Simulation of the five-qubit quantum error correction code on superconducting qubits
I. A. Simakov, I. S. Besedin, A. V. Ustinov

TL;DR
This paper demonstrates a minimal five-qubit quantum error correction code implemented on superconducting qubits, showing improved logical error rates over larger codes through simulation and neural network decoding.
Contribution
It introduces a minimal distance-3 QEC circuit with fewer qubits, and evaluates its performance using density-matrix simulation and neural network-based decoding.
Findings
Lower logical error rate than Surface-17 at similar physical error rates
Effective neural network decoder trained on experimental data
Feasible implementation with reduced qubit footprint
Abstract
Experimental realization of stabilizer-based quantum error correction (QEC) codes that would yield superior logical qubit performance is one of the formidable task for state-of-the-art quantum processors.
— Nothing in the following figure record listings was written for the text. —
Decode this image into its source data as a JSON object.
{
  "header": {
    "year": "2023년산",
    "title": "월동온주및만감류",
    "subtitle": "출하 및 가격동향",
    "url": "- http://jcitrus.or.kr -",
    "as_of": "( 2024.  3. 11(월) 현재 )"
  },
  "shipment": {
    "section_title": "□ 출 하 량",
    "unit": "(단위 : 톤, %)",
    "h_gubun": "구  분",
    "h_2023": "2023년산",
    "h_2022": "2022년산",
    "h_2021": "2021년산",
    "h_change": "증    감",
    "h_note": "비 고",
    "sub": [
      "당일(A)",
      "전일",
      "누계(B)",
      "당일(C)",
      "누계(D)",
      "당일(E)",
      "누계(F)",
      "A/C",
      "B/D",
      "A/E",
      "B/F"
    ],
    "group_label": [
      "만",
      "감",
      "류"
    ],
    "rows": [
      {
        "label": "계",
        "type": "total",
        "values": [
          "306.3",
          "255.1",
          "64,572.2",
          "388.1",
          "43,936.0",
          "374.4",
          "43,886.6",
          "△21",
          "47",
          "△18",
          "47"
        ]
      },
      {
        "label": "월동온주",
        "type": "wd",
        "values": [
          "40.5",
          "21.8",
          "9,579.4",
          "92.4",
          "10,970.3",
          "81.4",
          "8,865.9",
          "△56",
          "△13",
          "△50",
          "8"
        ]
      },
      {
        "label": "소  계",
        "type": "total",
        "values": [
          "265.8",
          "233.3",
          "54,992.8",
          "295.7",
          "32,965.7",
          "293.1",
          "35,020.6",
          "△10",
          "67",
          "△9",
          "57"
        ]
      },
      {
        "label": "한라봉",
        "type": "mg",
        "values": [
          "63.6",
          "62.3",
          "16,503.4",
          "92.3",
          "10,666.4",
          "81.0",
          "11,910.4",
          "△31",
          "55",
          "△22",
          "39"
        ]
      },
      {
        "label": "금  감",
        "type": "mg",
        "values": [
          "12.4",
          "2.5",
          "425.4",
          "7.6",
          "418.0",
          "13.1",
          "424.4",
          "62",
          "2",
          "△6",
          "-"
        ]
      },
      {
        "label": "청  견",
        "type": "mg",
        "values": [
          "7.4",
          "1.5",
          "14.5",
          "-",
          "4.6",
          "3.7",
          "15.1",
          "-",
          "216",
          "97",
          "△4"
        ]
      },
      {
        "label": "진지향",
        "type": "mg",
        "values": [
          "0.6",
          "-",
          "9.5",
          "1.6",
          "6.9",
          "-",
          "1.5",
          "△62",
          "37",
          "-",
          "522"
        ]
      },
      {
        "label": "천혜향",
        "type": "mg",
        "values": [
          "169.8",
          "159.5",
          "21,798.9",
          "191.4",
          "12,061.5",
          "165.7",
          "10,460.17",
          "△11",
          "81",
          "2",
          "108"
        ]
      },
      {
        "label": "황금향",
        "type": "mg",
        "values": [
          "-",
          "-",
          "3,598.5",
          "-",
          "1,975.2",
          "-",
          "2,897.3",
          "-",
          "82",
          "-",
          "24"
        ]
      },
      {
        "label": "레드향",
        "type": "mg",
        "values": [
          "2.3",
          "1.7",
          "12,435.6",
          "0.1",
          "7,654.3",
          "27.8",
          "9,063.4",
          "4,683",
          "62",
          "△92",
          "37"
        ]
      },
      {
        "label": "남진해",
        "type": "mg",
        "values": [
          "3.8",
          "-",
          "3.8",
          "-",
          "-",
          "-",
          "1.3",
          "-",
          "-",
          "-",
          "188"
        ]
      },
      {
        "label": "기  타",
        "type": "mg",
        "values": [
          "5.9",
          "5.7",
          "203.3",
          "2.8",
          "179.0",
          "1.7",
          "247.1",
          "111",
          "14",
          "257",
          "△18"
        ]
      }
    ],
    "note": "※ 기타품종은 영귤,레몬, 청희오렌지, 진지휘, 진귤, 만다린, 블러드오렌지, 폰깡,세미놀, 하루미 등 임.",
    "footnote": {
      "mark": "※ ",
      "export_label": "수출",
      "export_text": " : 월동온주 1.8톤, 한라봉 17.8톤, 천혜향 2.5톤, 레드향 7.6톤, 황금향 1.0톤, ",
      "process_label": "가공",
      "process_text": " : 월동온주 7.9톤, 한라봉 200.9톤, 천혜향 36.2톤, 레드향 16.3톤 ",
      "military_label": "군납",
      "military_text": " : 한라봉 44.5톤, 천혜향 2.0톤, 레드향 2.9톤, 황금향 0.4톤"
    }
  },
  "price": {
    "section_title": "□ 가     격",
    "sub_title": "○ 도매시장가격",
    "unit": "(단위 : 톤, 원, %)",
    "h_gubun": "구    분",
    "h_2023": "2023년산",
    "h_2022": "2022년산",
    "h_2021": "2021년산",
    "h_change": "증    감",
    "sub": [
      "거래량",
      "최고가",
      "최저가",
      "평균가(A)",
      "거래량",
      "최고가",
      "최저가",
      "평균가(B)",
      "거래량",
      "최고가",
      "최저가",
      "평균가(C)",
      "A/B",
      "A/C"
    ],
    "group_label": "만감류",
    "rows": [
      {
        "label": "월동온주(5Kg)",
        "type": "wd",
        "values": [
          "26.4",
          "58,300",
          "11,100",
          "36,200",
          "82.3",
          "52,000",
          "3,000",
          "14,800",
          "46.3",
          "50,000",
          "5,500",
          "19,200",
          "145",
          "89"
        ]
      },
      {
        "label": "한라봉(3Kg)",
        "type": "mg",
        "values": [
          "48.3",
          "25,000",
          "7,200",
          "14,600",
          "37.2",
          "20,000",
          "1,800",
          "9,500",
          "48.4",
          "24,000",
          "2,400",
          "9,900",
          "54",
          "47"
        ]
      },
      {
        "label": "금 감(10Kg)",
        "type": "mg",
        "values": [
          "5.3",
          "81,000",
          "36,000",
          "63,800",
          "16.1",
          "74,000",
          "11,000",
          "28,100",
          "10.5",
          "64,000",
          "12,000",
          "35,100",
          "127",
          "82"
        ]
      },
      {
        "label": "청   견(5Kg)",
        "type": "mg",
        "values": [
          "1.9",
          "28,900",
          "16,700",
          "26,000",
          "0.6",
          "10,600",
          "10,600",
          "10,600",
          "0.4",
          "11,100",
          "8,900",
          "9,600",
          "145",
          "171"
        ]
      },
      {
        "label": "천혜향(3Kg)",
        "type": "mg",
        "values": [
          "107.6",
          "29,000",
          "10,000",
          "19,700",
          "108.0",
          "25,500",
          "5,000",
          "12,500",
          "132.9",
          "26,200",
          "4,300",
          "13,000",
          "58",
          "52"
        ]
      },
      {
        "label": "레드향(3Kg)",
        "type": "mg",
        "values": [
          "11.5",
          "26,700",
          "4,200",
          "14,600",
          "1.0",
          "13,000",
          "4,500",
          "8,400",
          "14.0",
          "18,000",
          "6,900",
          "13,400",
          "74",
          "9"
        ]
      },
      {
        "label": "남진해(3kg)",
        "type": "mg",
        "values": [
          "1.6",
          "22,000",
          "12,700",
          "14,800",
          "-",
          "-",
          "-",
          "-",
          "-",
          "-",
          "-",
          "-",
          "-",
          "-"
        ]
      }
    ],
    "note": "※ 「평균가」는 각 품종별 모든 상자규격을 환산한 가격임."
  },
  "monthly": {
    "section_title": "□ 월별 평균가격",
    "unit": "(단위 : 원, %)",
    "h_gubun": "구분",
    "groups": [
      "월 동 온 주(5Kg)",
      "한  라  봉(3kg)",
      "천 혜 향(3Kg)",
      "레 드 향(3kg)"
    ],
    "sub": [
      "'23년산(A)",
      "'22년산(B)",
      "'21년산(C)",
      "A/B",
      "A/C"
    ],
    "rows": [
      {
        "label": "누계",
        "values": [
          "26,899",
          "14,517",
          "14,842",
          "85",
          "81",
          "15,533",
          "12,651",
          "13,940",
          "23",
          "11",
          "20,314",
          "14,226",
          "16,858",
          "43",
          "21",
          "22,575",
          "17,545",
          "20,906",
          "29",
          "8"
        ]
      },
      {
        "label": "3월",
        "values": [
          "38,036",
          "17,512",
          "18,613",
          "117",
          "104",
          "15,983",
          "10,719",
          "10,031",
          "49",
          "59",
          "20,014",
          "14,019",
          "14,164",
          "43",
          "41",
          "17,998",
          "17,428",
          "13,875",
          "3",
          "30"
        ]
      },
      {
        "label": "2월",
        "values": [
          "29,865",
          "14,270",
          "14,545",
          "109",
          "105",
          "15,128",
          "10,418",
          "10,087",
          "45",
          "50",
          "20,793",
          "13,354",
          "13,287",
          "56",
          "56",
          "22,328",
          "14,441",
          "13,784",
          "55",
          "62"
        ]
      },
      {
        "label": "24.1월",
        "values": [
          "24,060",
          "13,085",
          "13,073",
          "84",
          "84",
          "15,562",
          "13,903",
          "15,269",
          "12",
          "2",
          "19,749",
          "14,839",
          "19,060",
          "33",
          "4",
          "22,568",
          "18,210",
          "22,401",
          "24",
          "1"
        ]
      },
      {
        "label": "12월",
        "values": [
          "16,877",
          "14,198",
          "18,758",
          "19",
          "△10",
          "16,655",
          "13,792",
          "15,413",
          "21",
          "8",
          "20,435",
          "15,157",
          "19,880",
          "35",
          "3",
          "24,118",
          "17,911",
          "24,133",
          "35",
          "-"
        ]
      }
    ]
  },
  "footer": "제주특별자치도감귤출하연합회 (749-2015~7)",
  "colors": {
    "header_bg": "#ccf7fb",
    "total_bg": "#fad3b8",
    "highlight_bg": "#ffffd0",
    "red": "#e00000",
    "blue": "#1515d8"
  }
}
A major obstacle towards realizing this goal is the large footprint of QEC codes, even those with a small distance. We propose a circuit based on the minimal distance-3 QEC code, which requires only 5 data qubits and 5 ancilla qubits, connected in a ring with iSWAP gates implemented between neighboring qubits. Using a density-matrix simulation, we show that, thanks to its smaller footprint, the proposed code has a lower logical error rate than Surface-17 for similar physical error rates. We also estimate the performance of a neural network-based error decoder, which can be trained to accommodate the error statistics of a specific quantum processor by training on experimental data.